Smallest Number with Five 4's

I had no good way of determining this easily, apart from just trying each number out until 39. You can skip some of the obvious ones, but here's all of them.
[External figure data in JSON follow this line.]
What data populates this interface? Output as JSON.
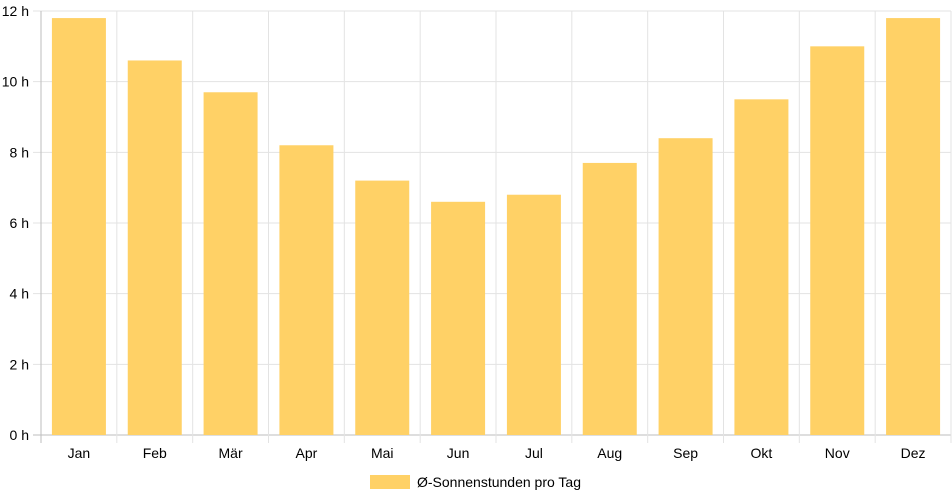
{
  "chart_data": {
    "type": "bar",
    "categories": [
      "Jan",
      "Feb",
      "Mär",
      "Apr",
      "Mai",
      "Jun",
      "Jul",
      "Aug",
      "Sep",
      "Okt",
      "Nov",
      "Dez"
    ],
    "series": [
      {
        "name": "Ø-Sonnenstunden pro Tag",
        "values": [
          11.8,
          10.6,
          9.7,
          8.2,
          7.2,
          6.6,
          6.8,
          7.7,
          8.4,
          9.5,
          11.0,
          11.8
        ],
        "color": "#FFD166"
      }
    ],
    "y_ticks": [
      "0 h",
      "2 h",
      "4 h",
      "6 h",
      "8 h",
      "10 h",
      "12 h"
    ],
    "ylim": [
      0,
      12
    ],
    "grid": true,
    "legend_position": "bottom"
  }
}
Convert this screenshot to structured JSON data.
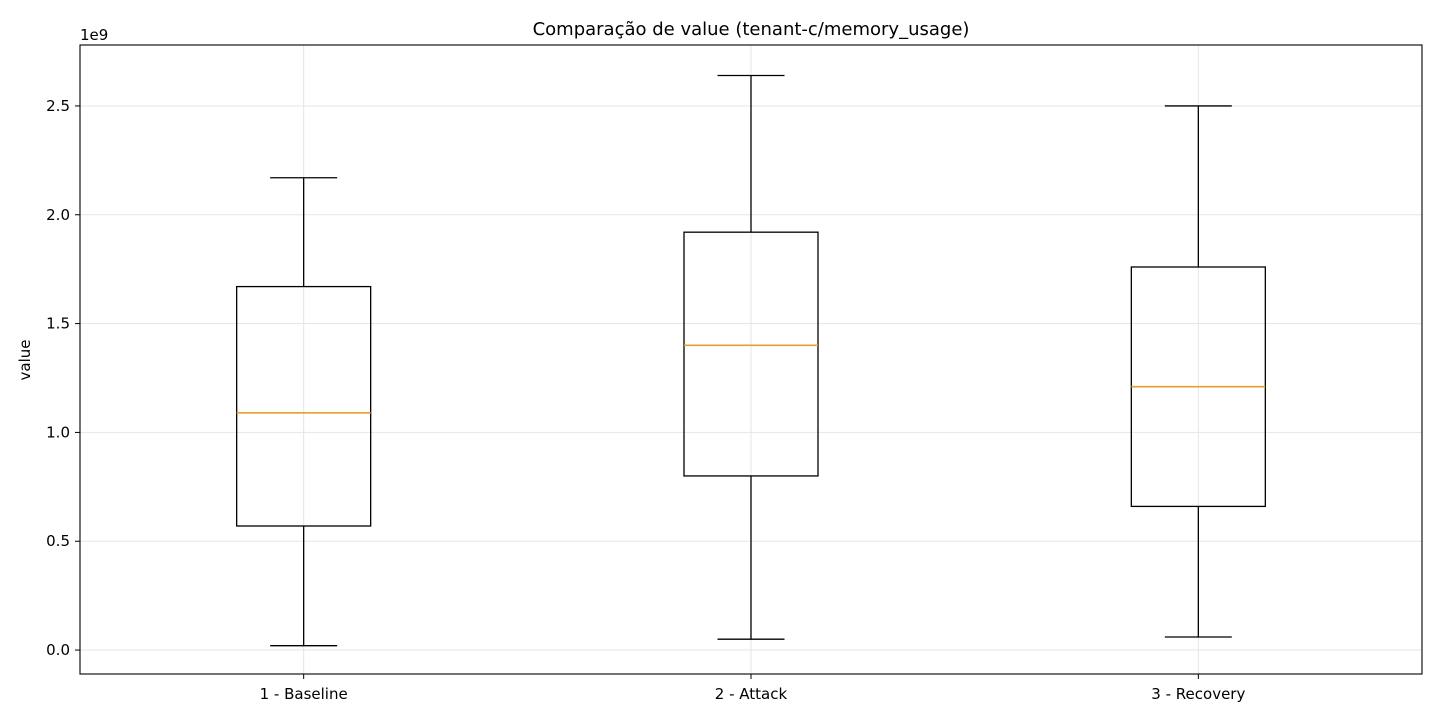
{
  "chart_data": {
    "type": "box",
    "title": "Comparação de value (tenant-c/memory_usage)",
    "xlabel": "",
    "ylabel": "value",
    "y_offset_label": "1e9",
    "y_scale_factor": 1000000000,
    "ylim": [
      -0.11,
      2.78
    ],
    "yticks": [
      0.0,
      0.5,
      1.0,
      1.5,
      2.0,
      2.5
    ],
    "ytick_labels": [
      "0.0",
      "0.5",
      "1.0",
      "1.5",
      "2.0",
      "2.5"
    ],
    "grid": true,
    "categories": [
      "1 - Baseline",
      "2 - Attack",
      "3 - Recovery"
    ],
    "boxes": [
      {
        "category": "1 - Baseline",
        "whisker_low": 0.02,
        "q1": 0.57,
        "median": 1.09,
        "q3": 1.67,
        "whisker_high": 2.17
      },
      {
        "category": "2 - Attack",
        "whisker_low": 0.05,
        "q1": 0.8,
        "median": 1.4,
        "q3": 1.92,
        "whisker_high": 2.64
      },
      {
        "category": "3 - Recovery",
        "whisker_low": 0.06,
        "q1": 0.66,
        "median": 1.21,
        "q3": 1.76,
        "whisker_high": 2.5
      }
    ],
    "colors": {
      "box": "#000000",
      "median": "#e69f2f",
      "grid": "#e5e5e5"
    }
  }
}
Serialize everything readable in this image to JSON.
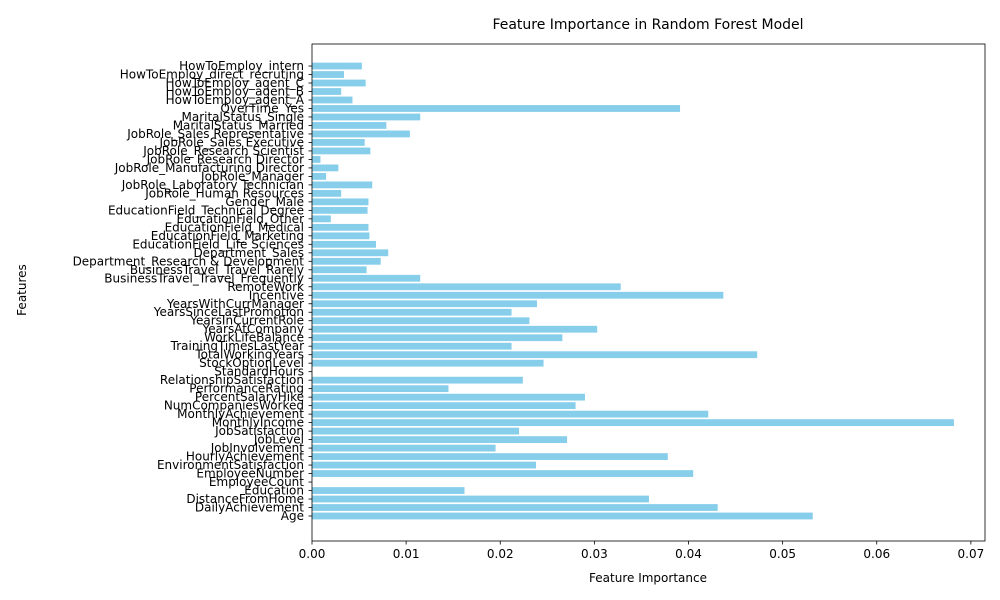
{
  "chart_data": {
    "type": "bar",
    "orientation": "horizontal",
    "title": "Feature Importance in Random Forest Model",
    "xlabel": "Feature Importance",
    "ylabel": "Features",
    "xlim": [
      0,
      0.0715
    ],
    "xticks": [
      "0.00",
      "0.01",
      "0.02",
      "0.03",
      "0.04",
      "0.05",
      "0.06",
      "0.07"
    ],
    "xtick_values": [
      0,
      0.01,
      0.02,
      0.03,
      0.04,
      0.05,
      0.06,
      0.07
    ],
    "bar_color": "#87ceeb",
    "grid": false,
    "legend": "none",
    "categories": [
      "Age",
      "DailyAchievement",
      "DistanceFromHome",
      "Education",
      "EmployeeCount",
      "EmployeeNumber",
      "EnvironmentSatisfaction",
      "HourlyAchievement",
      "JobInvolvement",
      "JobLevel",
      "JobSatisfaction",
      "MonthlyIncome",
      "MonthlyAchievement",
      "NumCompaniesWorked",
      "PercentSalaryHike",
      "PerformanceRating",
      "RelationshipSatisfaction",
      "StandardHours",
      "StockOptionLevel",
      "TotalWorkingYears",
      "TrainingTimesLastYear",
      "WorkLifeBalance",
      "YearsAtCompany",
      "YearsInCurrentRole",
      "YearsSinceLastPromotion",
      "YearsWithCurrManager",
      "Incentive",
      "RemoteWork",
      "BusinessTravel_Travel_Frequently",
      "BusinessTravel_Travel_Rarely",
      "Department_Research & Development",
      "Department_Sales",
      "EducationField_Life Sciences",
      "EducationField_Marketing",
      "EducationField_Medical",
      "EducationField_Other",
      "EducationField_Technical Degree",
      "Gender_Male",
      "JobRole_Human Resources",
      "JobRole_Laboratory Technician",
      "JobRole_Manager",
      "JobRole_Manufacturing Director",
      "JobRole_Research Director",
      "JobRole_Research Scientist",
      "JobRole_Sales Executive",
      "JobRole_Sales Representative",
      "MaritalStatus_Married",
      "MaritalStatus_Single",
      "OverTime_Yes",
      "HowToEmploy_agent_A",
      "HowToEmploy_agent_B",
      "HowToEmploy_agent_C",
      "HowToEmploy_direct_recruting",
      "HowToEmploy_intern"
    ],
    "values": [
      0.0532,
      0.0431,
      0.0358,
      0.0162,
      0.0,
      0.0405,
      0.0238,
      0.0378,
      0.0195,
      0.0271,
      0.022,
      0.0682,
      0.0421,
      0.028,
      0.029,
      0.0145,
      0.0224,
      0.0,
      0.0246,
      0.0473,
      0.0212,
      0.0266,
      0.0303,
      0.0231,
      0.0212,
      0.0239,
      0.0437,
      0.0328,
      0.0115,
      0.0058,
      0.0073,
      0.0081,
      0.0068,
      0.0061,
      0.006,
      0.002,
      0.0059,
      0.006,
      0.0031,
      0.0064,
      0.0015,
      0.0028,
      0.0009,
      0.0062,
      0.0056,
      0.0104,
      0.0079,
      0.0115,
      0.0391,
      0.0043,
      0.0031,
      0.0057,
      0.0034,
      0.0053
    ]
  }
}
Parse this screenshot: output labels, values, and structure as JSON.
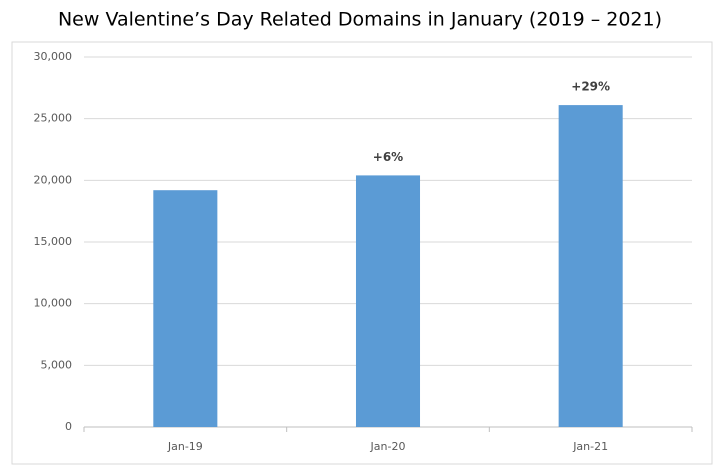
{
  "chart_data": {
    "type": "bar",
    "title": "New Valentine’s Day Related Domains in January (2019 – 2021)",
    "categories": [
      "Jan-19",
      "Jan-20",
      "Jan-21"
    ],
    "values": [
      19200,
      20400,
      26100
    ],
    "annotations": [
      null,
      "+6%",
      "+29%"
    ],
    "color": "#5b9bd5",
    "ylim": [
      0,
      30000
    ],
    "yticks": [
      0,
      {
        "value": 5000,
        "label": "5,000"
      },
      {
        "value": 10000,
        "label": "10,000"
      },
      {
        "value": 15000,
        "label": "15,000"
      },
      {
        "value": 20000,
        "label": "20,000"
      },
      {
        "value": 25000,
        "label": "25,000"
      },
      {
        "value": 30000,
        "label": "30,000"
      }
    ],
    "grid": true
  }
}
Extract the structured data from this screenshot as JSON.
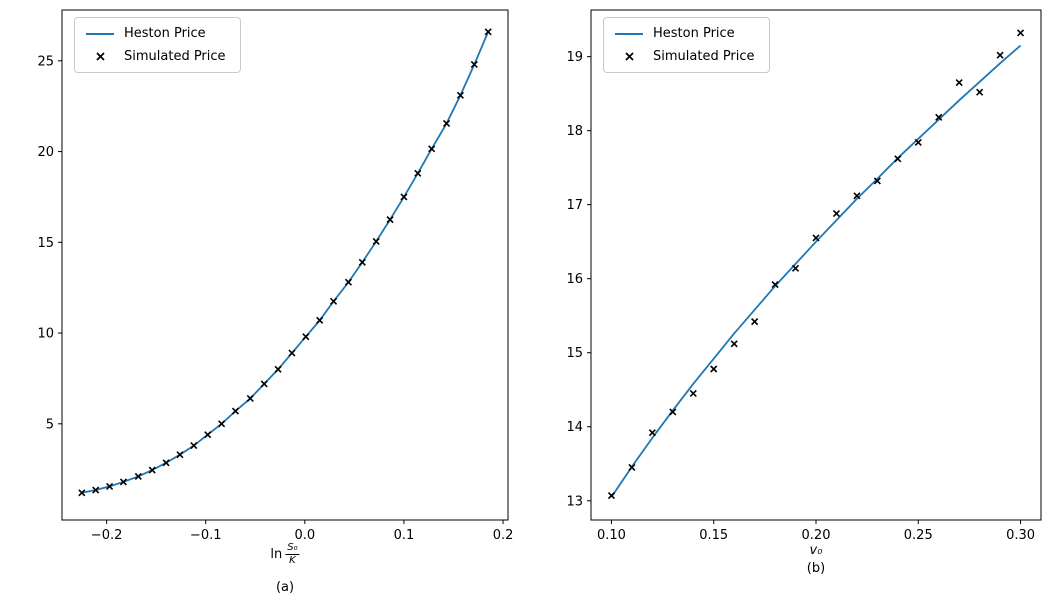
{
  "figure": {
    "background": "#ffffff",
    "line_color": "#1f77b4",
    "marker_color": "#000000"
  },
  "chart_data": [
    {
      "type": "line",
      "caption": "(a)",
      "xlabel": {
        "prefix": "ln",
        "numerator": "S₀",
        "denominator": "K"
      },
      "legend": [
        "Heston Price",
        "Simulated Price"
      ],
      "legend_position": "upper-left",
      "grid": false,
      "xlim": [
        -0.245,
        0.205
      ],
      "ylim": [
        -0.3,
        27.8
      ],
      "xticks": [
        -0.2,
        -0.1,
        0.0,
        0.1,
        0.2
      ],
      "xtick_labels": [
        "−0.2",
        "−0.1",
        "0.0",
        "0.1",
        "0.2"
      ],
      "yticks": [
        5,
        10,
        15,
        20,
        25
      ],
      "ytick_labels": [
        "5",
        "10",
        "15",
        "20",
        "25"
      ],
      "line_color": "#1f77b4",
      "series": [
        {
          "name": "Heston Price",
          "type": "line",
          "x": [
            -0.225,
            -0.211,
            -0.197,
            -0.183,
            -0.168,
            -0.154,
            -0.14,
            -0.126,
            -0.112,
            -0.098,
            -0.084,
            -0.07,
            -0.055,
            -0.041,
            -0.027,
            -0.013,
            0.001,
            0.015,
            0.029,
            0.044,
            0.058,
            0.072,
            0.086,
            0.1,
            0.114,
            0.128,
            0.143,
            0.157,
            0.171,
            0.185
          ],
          "y": [
            1.2,
            1.35,
            1.55,
            1.8,
            2.1,
            2.45,
            2.85,
            3.3,
            3.8,
            4.4,
            5.0,
            5.7,
            6.4,
            7.2,
            8.0,
            8.9,
            9.8,
            10.7,
            11.75,
            12.8,
            13.9,
            15.05,
            16.25,
            17.5,
            18.8,
            20.15,
            21.55,
            23.1,
            24.8,
            26.6
          ]
        },
        {
          "name": "Simulated Price",
          "type": "scatter",
          "x": [
            -0.225,
            -0.211,
            -0.197,
            -0.183,
            -0.168,
            -0.154,
            -0.14,
            -0.126,
            -0.112,
            -0.098,
            -0.084,
            -0.07,
            -0.055,
            -0.041,
            -0.027,
            -0.013,
            0.001,
            0.015,
            0.029,
            0.044,
            0.058,
            0.072,
            0.086,
            0.1,
            0.114,
            0.128,
            0.143,
            0.157,
            0.171,
            0.185
          ],
          "y": [
            1.2,
            1.35,
            1.55,
            1.8,
            2.1,
            2.45,
            2.85,
            3.3,
            3.8,
            4.4,
            5.0,
            5.7,
            6.4,
            7.2,
            8.0,
            8.9,
            9.8,
            10.7,
            11.75,
            12.8,
            13.9,
            15.05,
            16.25,
            17.5,
            18.8,
            20.15,
            21.55,
            23.1,
            24.8,
            26.6
          ]
        }
      ]
    },
    {
      "type": "line",
      "caption": "(b)",
      "xlabel": {
        "text": "v₀"
      },
      "legend": [
        "Heston Price",
        "Simulated Price"
      ],
      "legend_position": "upper-left",
      "grid": false,
      "xlim": [
        0.09,
        0.31
      ],
      "ylim": [
        12.74,
        19.63
      ],
      "xticks": [
        0.1,
        0.15,
        0.2,
        0.25,
        0.3
      ],
      "xtick_labels": [
        "0.10",
        "0.15",
        "0.20",
        "0.25",
        "0.30"
      ],
      "yticks": [
        13,
        14,
        15,
        16,
        17,
        18,
        19
      ],
      "ytick_labels": [
        "13",
        "14",
        "15",
        "16",
        "17",
        "18",
        "19"
      ],
      "line_color": "#1f77b4",
      "series": [
        {
          "name": "Heston Price",
          "type": "line",
          "x": [
            0.1,
            0.11,
            0.12,
            0.13,
            0.14,
            0.15,
            0.16,
            0.17,
            0.18,
            0.19,
            0.2,
            0.21,
            0.22,
            0.23,
            0.24,
            0.25,
            0.26,
            0.27,
            0.28,
            0.29,
            0.3
          ],
          "y": [
            13.05,
            13.46,
            13.85,
            14.22,
            14.58,
            14.92,
            15.26,
            15.58,
            15.9,
            16.2,
            16.5,
            16.79,
            17.08,
            17.35,
            17.63,
            17.89,
            18.15,
            18.41,
            18.66,
            18.91,
            19.15
          ]
        },
        {
          "name": "Simulated Price",
          "type": "scatter",
          "x": [
            0.1,
            0.11,
            0.12,
            0.13,
            0.14,
            0.15,
            0.16,
            0.17,
            0.18,
            0.19,
            0.2,
            0.21,
            0.22,
            0.23,
            0.24,
            0.25,
            0.26,
            0.27,
            0.28,
            0.29,
            0.3
          ],
          "y": [
            13.07,
            13.45,
            13.92,
            14.2,
            14.45,
            14.78,
            15.12,
            15.42,
            15.92,
            16.14,
            16.55,
            16.88,
            17.12,
            17.32,
            17.62,
            17.84,
            18.18,
            18.65,
            18.52,
            19.02,
            19.32
          ]
        }
      ]
    }
  ]
}
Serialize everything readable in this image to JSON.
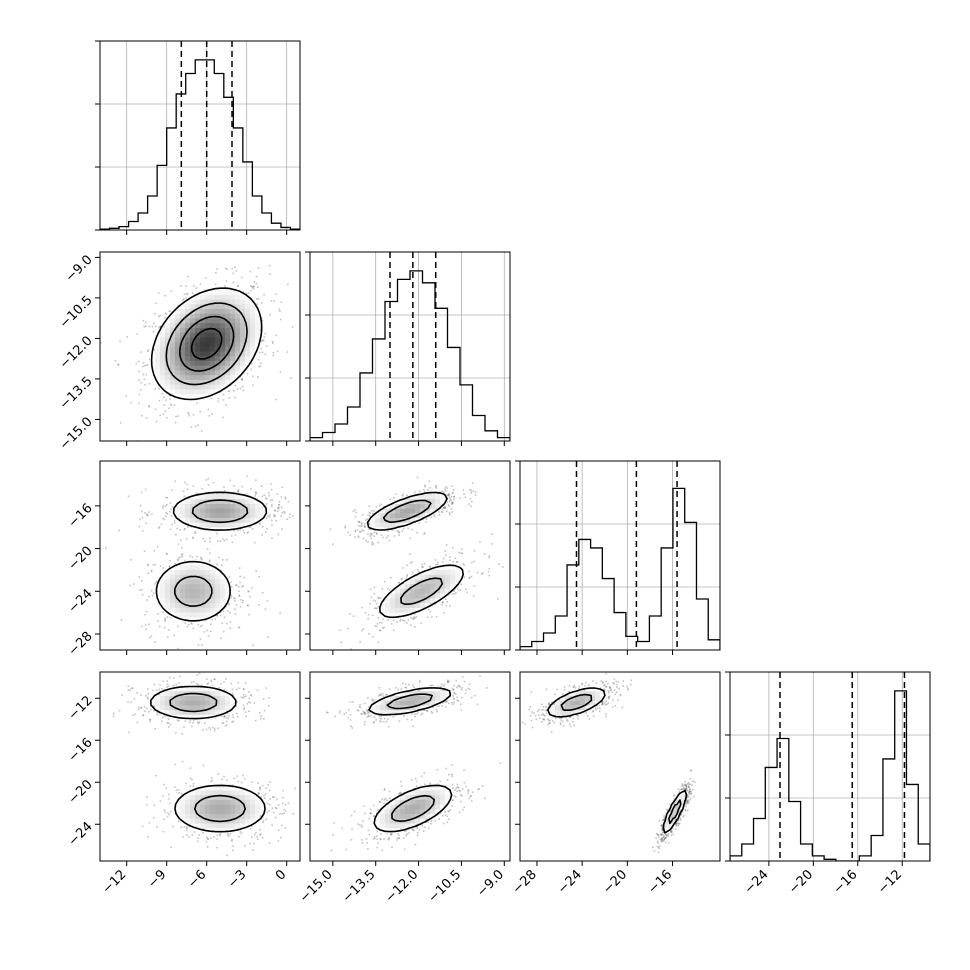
{
  "chart_data": {
    "type": "corner",
    "params": [
      {
        "range": [
          -14,
          1
        ],
        "ticks": [
          -12,
          -9,
          -6,
          -3,
          0
        ],
        "tick_labels": [
          "−12",
          "−9",
          "−6",
          "−3",
          "0"
        ],
        "quantiles": [
          -7.9,
          -6.0,
          -4.1
        ],
        "hist": [
          0.005,
          0.01,
          0.02,
          0.05,
          0.1,
          0.2,
          0.38,
          0.6,
          0.8,
          0.92,
          1.0,
          1.0,
          0.92,
          0.78,
          0.6,
          0.4,
          0.2,
          0.1,
          0.04,
          0.015,
          0.005
        ]
      },
      {
        "range": [
          -15.8,
          -8.8
        ],
        "ticks": [
          -15.0,
          -13.5,
          -12.0,
          -10.5,
          -9.0
        ],
        "tick_labels": [
          "−15.0",
          "−13.5",
          "−12.0",
          "−10.5",
          "−9.0"
        ],
        "quantiles": [
          -13.0,
          -12.2,
          -11.4
        ],
        "hist": [
          0.02,
          0.05,
          0.1,
          0.2,
          0.4,
          0.6,
          0.82,
          0.95,
          1.0,
          0.93,
          0.78,
          0.55,
          0.33,
          0.15,
          0.06,
          0.02
        ]
      },
      {
        "range": [
          -29.5,
          -11.8
        ],
        "ticks": [
          -28,
          -24,
          -20,
          -16
        ],
        "tick_labels": [
          "−28",
          "−24",
          "−20",
          "−16"
        ],
        "quantiles": [
          -24.5,
          -19.2,
          -15.6
        ],
        "hist": [
          0.02,
          0.05,
          0.1,
          0.2,
          0.5,
          0.65,
          0.6,
          0.42,
          0.22,
          0.08,
          0.05,
          0.2,
          0.6,
          0.95,
          0.75,
          0.3,
          0.06
        ]
      },
      {
        "range": [
          -27.5,
          -9.5
        ],
        "ticks": [
          -24,
          -20,
          -16,
          -12
        ],
        "tick_labels": [
          "−24",
          "−20",
          "−16",
          "−12"
        ],
        "quantiles": [
          -23.0,
          -16.5,
          -11.8
        ],
        "hist": [
          0.03,
          0.1,
          0.25,
          0.55,
          0.72,
          0.35,
          0.1,
          0.03,
          0.01,
          0.0,
          0.0,
          0.03,
          0.15,
          0.6,
          1.0,
          0.45,
          0.1
        ]
      }
    ],
    "blobs": {
      "1-0": [
        {
          "cx": -6.0,
          "cy": -12.2,
          "sx": 2.0,
          "sy": 1.0,
          "rho": 0.3,
          "w": 1.0
        }
      ],
      "2-0": [
        {
          "cx": -5.0,
          "cy": -16.5,
          "sx": 2.0,
          "sy": 1.0,
          "rho": 0.0,
          "w": 0.55
        },
        {
          "cx": -7.0,
          "cy": -24.0,
          "sx": 1.7,
          "sy": 1.7,
          "rho": 0.0,
          "w": 0.45
        }
      ],
      "3-0": [
        {
          "cx": -7.0,
          "cy": -12.4,
          "sx": 1.9,
          "sy": 0.9,
          "rho": 0.0,
          "w": 0.5
        },
        {
          "cx": -5.0,
          "cy": -22.5,
          "sx": 2.0,
          "sy": 1.3,
          "rho": 0.0,
          "w": 0.5
        }
      ],
      "2-1": [
        {
          "cx": -12.4,
          "cy": -16.5,
          "sx": 0.8,
          "sy": 1.0,
          "rho": 0.7,
          "w": 0.55
        },
        {
          "cx": -11.9,
          "cy": -24.0,
          "sx": 0.9,
          "sy": 1.5,
          "rho": 0.7,
          "w": 0.45
        }
      ],
      "3-1": [
        {
          "cx": -12.3,
          "cy": -12.3,
          "sx": 0.85,
          "sy": 0.75,
          "rho": 0.6,
          "w": 0.5
        },
        {
          "cx": -12.2,
          "cy": -22.5,
          "sx": 0.8,
          "sy": 1.3,
          "rho": 0.6,
          "w": 0.5
        }
      ],
      "3-2": [
        {
          "cx": -24.5,
          "cy": -12.4,
          "sx": 1.5,
          "sy": 0.8,
          "rho": 0.6,
          "w": 0.5
        },
        {
          "cx": -15.8,
          "cy": -22.8,
          "sx": 0.6,
          "sy": 1.2,
          "rho": 0.85,
          "w": 0.5
        }
      ]
    },
    "levels": [
      0.12,
      0.32,
      0.6,
      0.85
    ]
  }
}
If you can find a solution for 39 using four 4's, I'll be very interested with that.

$\begin{aligned} 1&=\frac{4}{4}\\ 2&=\sqrt{4}\\ 3&=4-\frac{4}{4}\\ 4&=4\\ 5&=4+\frac{4}{4}\\ 6&=4+\sqrt{4}\\ 7&=\frac{4!+4}{4}\\ 8&=4+4\\ 9&=\left (\sqrt{4}+\frac{4}{4} \right )^{\sqrt{4}}\\ 10&=4+4+\sqrt{4}\\ 11&=\frac{44}{4}\\ 12&=\frac{4!}{\sqrt{4}}\\ 13&=\frac{4!+\sqrt{4}}{\sqrt{4}}\\ 14&=4\times 4 - \sqrt{4}\\ 15&=4\times 4 - \frac{4}{4}\\ 16&=4\times 4\\ 17&=4 \times 4 + \frac{4}{4}\\ 18&=4\times4 + \sqrt{4}\\ 19&=4!-4-\frac{4}{4}\\ 20&=4!-4\\ 21&=4!-4+\frac{4}{4}\\ 22&=4!-\sqrt{4}\\ 23&=4!-\frac{4}{4}\\ 24&=4!\\ 25&=4!+\frac{4}{4}\\ 26&=4!+\sqrt{4}\\ 27&=4!+4-\frac{4}{4}\\ 28&=4!+4\\ 29&=4!+4+\frac{4}{4}\\ 30&=4!+4+\sqrt{4}\\ 31&=4!+\frac{4!+4}{4}\\ 32&=4\times(4+4)\\ 33&=\frac{\sqrt{\sqrt{\sqrt{4}}}^{4!}+\sqrt{4}}{\sqrt{4}}\\ 34&=4\times (4+4) + \sqrt{4}\\ 35&=4!+\frac{44}{4}\\ 36&=(4+\sqrt{4})^{\sqrt{4}}\\ 37&=4!+\frac{4!+\sqrt{4}}{\sqrt{4}}\\ 38&=4!+4\times 4-\sqrt{4}\\ 39&=4!+4\times 4 - \frac{4}{4} \end{aligned}$

For 39, I don't think there is a better solution. If there is, I'll happily change the answer.